Monday, November 30, 2009

Water cooler at Indian nuclear plant sabotaged

This is one of those strange but true stories, definitely worthy of some water cooler discussion:

Workers at a nuclear plant in Indian were tested last week for radiation poisoning after a water cooler at the plant was sabotaged with tritium.

Here the strange, but true, details as reported by Bloomberg:

Radioactive material found in drinking water at an Indian nuclear facility was not stolen and the site is secure, the chief of the monopoly atomic energy producer said.

“There is no question of theft” of radioactive material, Shreyans Kumar Jain, chairman of the Nuclear Power Corp. of India Ltd., told reporters in Mumbai today. A person inside the company most likely obtained the material from samples of heavy water that inspectors regularly take at the facility, he said.
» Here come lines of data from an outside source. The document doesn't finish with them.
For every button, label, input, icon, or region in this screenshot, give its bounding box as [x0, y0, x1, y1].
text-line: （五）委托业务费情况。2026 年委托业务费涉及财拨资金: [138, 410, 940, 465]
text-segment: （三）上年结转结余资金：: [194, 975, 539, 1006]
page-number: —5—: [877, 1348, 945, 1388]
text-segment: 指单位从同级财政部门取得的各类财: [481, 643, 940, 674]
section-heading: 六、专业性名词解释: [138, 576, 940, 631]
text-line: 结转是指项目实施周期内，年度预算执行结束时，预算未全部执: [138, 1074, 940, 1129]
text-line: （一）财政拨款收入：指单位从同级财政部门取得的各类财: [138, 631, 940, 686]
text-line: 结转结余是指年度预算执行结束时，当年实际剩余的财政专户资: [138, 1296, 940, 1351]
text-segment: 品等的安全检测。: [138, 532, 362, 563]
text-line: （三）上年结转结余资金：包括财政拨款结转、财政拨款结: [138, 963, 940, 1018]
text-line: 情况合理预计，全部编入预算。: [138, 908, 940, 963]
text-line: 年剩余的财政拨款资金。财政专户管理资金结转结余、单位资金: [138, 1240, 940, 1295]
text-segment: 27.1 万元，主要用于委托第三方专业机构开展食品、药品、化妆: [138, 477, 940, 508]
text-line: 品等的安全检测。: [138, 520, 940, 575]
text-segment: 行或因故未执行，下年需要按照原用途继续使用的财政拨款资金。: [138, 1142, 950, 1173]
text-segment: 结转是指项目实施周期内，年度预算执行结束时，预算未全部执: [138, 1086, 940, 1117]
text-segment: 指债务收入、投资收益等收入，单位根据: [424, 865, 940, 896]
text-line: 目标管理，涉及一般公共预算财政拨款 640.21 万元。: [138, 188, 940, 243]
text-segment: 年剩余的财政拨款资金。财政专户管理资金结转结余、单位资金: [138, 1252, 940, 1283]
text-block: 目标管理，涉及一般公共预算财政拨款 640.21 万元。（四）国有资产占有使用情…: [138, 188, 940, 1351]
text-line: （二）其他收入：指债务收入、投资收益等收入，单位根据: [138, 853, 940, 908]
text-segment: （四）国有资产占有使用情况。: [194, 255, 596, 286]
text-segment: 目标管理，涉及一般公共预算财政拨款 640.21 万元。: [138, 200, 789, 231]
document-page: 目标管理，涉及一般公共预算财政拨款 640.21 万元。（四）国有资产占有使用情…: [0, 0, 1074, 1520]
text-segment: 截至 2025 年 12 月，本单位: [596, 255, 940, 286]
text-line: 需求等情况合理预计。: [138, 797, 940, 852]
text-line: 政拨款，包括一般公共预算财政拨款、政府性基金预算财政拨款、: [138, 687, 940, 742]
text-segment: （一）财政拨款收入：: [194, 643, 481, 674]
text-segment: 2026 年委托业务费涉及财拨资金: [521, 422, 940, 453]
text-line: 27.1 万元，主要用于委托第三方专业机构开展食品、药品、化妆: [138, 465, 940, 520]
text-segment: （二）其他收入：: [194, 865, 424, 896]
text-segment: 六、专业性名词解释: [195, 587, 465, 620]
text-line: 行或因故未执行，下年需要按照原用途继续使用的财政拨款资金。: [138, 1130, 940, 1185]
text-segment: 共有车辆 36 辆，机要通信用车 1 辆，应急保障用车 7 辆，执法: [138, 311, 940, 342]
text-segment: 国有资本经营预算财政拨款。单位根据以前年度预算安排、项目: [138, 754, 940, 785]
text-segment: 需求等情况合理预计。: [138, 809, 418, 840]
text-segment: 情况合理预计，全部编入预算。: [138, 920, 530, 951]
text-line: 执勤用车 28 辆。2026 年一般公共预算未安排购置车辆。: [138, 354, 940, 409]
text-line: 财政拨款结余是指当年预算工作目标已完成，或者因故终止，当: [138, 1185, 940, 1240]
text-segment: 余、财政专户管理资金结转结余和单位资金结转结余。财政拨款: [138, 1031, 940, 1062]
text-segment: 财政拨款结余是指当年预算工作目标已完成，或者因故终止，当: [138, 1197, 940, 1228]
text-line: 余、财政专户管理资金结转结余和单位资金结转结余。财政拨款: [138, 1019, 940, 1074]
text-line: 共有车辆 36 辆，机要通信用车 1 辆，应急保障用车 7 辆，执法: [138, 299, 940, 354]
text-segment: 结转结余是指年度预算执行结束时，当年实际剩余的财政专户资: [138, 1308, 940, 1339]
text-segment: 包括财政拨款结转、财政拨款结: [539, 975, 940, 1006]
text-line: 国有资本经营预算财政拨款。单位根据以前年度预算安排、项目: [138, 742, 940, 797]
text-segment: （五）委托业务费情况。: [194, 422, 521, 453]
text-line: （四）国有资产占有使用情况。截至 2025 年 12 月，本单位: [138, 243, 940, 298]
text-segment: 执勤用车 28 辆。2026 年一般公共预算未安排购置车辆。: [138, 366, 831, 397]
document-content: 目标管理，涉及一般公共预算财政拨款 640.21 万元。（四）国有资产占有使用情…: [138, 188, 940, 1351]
Workers at the Kaiga nuclear plant in the southern state of Karnataka were tested last week after tritium, a radioactive form of hydrogen, contaminated a water cooler. Two of 50 people who drank the water were being monitored by doctors for low levels of radiation and are expected to recover, while the remaining were confirmed normal, Jain said.

“If the exposure is within or close to the limit, it’s true that it will be flushed out in two to four days and it won’t have any long-term effects,” Prabhat Munshi, a professor at the Indian Institute of Technology in Kanpur, said by telephone today. “A serious injury can occur only if the exposure is several times above the limit.”

India’s top intelligence agencies are investigating the incident, including motives such as grievances or mischief, Jain said. Security is being increased across state-owned Nuclear Power’s facilities, he said.

The water cooler, which was located outside the reactor building, has been isolated and shut down.